You're a math major right? Help a kid out if you can. What I did: go through the schedule of a given team (we'll go with the Vols), and assign to each game a probability of winning. What I want to do with that: using the numbers I just came up with, figure out the chances that the team ends up winning [X] number of games. If we're talking the Vols, I might be looking to see what their chances of winning 8 games are, and if they're more likely (again, given my numbers) to win 6 games or 7 games. That's it. I feel like this shouldn't be terribly hard, but I have absolutely no idea how to do it.
This post made me look up to confirm, but it is cue. Might have been thinking of queue. So far as I can tell, there is no English "que"
Not a math guy, but I think you multiply them together. The problem is you will get tiny, tiny numbers as you are not just calculating the number of wins, but rather the chances of winning all of the games. Which isn't what you are asking so this isn't really much help. What may be more help is to look into something called Bayesian probability. That is going to get you where you want to go, but the journey will be boring and the results, while what you want, will likely not have the rigor or value you would expect (I distrust many applications of Bayesian logic and probability).
I feel like there is a decent chance Tenny is some sort of crime boss akin to those portrayed on Justified that sort of hide in plain sight, so I wouldn't say it like that.
That doesn't answer my question. I can do that and come up with a number. But that doesn't tell me the likelihood of different numbers, which is what I want to know.
If you multiply them together you get the likelihood of every event taking place. I don't want that. I know the odds of UT going 12-0 are roughly the same as the odds of me having unprotected sex with Emma Watson live on national television. I want to find out the chances of 6 wins, 7 wins, 8 wins, etc. I have looked into Bayesian Probability, and a few other concepts I don't quite understand, and, well, I don't quite understand them. The closest I've come is Binomial distribution, but that requires that each event have the same probabilit, and so it does me no good.
then play it safe and don't correct him at all. there is no telling what all he's done to nyy with a cue.
The simplest way is the sum of the probabilities divided by the number of events. If you want to do something more, do a Z score and compare to the z value for a 95 or 99 Percent distribution. But you'll need to define a mean number of wins.
Just talked to a friend who is pretty good with these such things, and he said Bayes Theorem is the way to do it. So, I guess I'm just gonna have to go and do some learning about this Bayes fella.
Like I said, you won't like what you find. The results will be what you want, but you will realize that in the end it is just a reflection of your own assumptions. Which is fine for this sort of use, but disturbing how it gets applied in the natural sciences sometimes.

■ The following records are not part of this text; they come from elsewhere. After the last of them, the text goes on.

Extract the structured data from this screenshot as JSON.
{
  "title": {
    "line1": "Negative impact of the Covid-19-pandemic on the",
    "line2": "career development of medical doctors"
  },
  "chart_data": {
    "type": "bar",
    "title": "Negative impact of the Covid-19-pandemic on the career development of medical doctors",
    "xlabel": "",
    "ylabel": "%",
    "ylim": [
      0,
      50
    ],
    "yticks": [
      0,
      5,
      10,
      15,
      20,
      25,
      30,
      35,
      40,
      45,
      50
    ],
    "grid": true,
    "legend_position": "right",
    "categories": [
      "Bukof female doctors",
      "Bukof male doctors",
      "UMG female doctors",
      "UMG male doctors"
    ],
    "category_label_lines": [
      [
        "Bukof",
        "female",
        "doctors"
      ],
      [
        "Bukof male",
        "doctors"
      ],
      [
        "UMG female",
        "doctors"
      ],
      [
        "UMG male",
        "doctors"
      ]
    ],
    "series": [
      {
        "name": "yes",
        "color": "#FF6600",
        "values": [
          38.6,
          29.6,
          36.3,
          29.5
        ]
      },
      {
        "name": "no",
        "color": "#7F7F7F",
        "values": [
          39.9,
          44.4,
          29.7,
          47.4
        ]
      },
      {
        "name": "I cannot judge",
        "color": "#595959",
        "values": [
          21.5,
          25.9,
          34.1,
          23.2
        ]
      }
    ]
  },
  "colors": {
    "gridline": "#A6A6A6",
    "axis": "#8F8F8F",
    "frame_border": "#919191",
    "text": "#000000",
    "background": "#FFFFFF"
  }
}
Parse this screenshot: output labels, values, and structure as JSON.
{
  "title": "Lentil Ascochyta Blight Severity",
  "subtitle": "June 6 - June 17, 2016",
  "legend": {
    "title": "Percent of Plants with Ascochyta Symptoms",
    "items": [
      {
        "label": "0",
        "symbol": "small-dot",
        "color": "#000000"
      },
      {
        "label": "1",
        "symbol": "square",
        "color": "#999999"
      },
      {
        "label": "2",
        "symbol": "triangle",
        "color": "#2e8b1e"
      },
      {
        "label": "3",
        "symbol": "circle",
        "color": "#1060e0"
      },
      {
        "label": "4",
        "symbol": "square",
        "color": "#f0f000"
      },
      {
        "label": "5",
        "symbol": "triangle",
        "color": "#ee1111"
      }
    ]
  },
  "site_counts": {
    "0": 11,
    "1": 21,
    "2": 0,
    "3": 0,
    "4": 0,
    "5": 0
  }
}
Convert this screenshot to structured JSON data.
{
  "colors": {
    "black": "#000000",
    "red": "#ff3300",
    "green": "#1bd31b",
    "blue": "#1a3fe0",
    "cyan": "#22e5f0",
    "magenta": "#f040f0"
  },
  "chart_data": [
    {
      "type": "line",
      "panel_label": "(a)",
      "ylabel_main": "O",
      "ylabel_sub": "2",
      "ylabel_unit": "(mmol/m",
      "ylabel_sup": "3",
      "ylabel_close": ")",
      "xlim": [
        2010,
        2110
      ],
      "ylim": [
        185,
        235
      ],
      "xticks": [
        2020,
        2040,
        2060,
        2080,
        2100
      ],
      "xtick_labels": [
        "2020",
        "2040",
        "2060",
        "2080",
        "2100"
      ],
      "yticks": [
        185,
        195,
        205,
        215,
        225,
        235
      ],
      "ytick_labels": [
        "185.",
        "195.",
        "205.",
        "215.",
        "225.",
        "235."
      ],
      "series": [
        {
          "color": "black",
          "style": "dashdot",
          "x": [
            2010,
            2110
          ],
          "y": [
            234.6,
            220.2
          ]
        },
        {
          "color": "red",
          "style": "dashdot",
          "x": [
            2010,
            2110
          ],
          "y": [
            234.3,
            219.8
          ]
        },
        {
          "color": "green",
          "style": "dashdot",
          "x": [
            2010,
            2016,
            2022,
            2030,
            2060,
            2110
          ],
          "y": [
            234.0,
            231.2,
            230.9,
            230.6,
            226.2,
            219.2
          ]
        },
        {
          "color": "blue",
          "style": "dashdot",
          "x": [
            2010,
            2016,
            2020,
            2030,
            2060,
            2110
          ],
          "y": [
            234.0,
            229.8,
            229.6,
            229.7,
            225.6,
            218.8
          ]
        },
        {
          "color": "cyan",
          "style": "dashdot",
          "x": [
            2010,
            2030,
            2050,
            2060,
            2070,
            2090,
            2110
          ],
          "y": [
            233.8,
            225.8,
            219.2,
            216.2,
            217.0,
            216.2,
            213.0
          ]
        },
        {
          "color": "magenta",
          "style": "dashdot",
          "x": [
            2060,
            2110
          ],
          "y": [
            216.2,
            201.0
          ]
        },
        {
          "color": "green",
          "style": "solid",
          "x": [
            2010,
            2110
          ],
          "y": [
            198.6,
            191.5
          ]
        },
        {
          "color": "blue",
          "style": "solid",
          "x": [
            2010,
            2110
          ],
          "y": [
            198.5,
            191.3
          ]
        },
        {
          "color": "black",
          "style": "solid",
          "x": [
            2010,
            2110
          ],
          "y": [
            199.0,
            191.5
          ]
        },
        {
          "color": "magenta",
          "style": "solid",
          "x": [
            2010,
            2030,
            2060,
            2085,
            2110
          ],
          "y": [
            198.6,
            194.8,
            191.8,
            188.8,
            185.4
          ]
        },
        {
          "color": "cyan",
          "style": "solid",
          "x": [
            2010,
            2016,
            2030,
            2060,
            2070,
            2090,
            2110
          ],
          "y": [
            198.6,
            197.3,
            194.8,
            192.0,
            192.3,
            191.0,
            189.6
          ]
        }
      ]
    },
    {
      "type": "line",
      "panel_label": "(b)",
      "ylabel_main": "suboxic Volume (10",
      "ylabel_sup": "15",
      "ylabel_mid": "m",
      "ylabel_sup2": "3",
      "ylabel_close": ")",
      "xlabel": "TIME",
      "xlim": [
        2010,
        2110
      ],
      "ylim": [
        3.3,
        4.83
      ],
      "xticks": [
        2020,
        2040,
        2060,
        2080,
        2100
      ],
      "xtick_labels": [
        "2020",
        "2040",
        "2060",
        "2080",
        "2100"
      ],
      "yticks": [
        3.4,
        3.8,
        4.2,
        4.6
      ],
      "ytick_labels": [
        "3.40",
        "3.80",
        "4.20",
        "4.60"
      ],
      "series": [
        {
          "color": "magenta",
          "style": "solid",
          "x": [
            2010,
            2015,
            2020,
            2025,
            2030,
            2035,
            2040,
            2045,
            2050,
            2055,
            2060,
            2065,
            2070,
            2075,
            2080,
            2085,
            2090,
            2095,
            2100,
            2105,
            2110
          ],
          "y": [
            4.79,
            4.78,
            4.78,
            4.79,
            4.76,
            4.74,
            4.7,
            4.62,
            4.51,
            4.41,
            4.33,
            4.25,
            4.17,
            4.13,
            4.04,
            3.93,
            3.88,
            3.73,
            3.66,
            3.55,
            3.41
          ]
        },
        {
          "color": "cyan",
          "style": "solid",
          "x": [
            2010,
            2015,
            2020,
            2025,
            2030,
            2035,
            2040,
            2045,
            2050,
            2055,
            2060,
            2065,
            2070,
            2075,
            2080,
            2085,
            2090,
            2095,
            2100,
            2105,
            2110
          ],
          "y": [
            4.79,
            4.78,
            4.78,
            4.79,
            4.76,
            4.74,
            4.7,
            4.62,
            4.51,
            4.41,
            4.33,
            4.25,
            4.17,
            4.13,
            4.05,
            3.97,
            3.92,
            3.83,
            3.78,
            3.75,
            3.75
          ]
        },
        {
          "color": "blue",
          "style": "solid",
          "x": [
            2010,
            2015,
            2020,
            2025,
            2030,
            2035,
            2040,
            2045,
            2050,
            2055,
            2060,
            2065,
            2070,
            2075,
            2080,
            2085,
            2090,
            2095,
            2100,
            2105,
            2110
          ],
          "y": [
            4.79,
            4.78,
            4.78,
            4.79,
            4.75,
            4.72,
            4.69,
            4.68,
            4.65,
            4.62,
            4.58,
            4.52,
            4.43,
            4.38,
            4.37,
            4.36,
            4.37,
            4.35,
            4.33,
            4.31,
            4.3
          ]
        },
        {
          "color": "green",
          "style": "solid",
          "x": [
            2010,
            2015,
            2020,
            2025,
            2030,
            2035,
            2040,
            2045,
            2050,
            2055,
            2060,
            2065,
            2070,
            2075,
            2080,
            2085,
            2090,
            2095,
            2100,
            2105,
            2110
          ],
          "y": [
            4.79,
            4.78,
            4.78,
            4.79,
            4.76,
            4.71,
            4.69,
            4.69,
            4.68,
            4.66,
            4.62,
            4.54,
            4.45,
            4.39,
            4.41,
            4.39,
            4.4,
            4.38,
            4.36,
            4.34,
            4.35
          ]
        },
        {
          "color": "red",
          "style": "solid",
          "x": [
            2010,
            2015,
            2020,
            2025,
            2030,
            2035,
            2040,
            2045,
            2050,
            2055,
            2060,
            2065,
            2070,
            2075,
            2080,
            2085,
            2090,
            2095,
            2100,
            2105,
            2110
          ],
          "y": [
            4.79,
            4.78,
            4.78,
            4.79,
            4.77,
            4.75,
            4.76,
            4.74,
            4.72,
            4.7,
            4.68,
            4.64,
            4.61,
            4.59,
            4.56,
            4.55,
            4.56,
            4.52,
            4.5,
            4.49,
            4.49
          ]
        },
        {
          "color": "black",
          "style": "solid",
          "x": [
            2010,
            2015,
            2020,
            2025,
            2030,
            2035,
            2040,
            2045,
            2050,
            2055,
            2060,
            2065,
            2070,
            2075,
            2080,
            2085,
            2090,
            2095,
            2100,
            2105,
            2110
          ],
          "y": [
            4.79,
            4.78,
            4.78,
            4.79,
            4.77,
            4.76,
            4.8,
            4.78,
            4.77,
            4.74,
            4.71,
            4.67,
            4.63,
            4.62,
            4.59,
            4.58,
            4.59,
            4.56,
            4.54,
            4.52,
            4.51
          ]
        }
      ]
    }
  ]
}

Can you elaborate a little bit more. Simple example with 5 games. Game 1: .40 Game 2: .15 Game 3: .95 Game 4: .35 Game 5: .50 Sum: 2.35 So when you say divide by number of events, you can't possibly be referring to the number of events for which i'm trying to get an accompanying percentage, because that wouldn't work here. For example: 2.35/3 = .78. And clearly, given the listed percentages, there isn't a 78% chance of winning three games. So obviously you are saying divide by the total number of games. Here: 2.35/5 = .47 So from there can I go back and just assign a .47 to each game and then use the binomial theorem? Because that actually doesn't sound like a terrible idea.
n is the number of events. Not the ones you want to occur, but the total, so the 2.35/5 = .47 is the way I meant.
Droski, are you just pulling terms from a wikipedia article and writing sentences that include them? [video=youtube;gId6nrMDmUU]http://www.youtube.com/watch?v=gId6nrMDmUU[/video]
If I then use the binomial theorem to compute what I need, are my numbers going to be correct? In other words, for multiple independent events with differeing probabilities for each event, it's okay to just find the mean probability, assign it as the probability for each event, and proceed accordingly? That almost seems too easy.
Believe it or not I've taken both econometrics and statistics, and have a cfa charter (which involves a crapload of probability). I don't remember everything though.
No, I would, if you had an average, use a z score. They are used frequently in writing a warranty, which is kinda similar to what you are looking for. For example, if a hair dryer has a mean life of 4 years, and a standard deviation of a year, a z score can be calculated to determine the probability of a dryer failing at 5 years. Or 6 years. And then based on that, the warranty period can be determined. If you find that 85% of your dryers fail by 5 years, and it would be detrimental to replace that many dryers, you set the warranty at 4 years. Or 3. Whatever you feel best, and whatever the market can bear.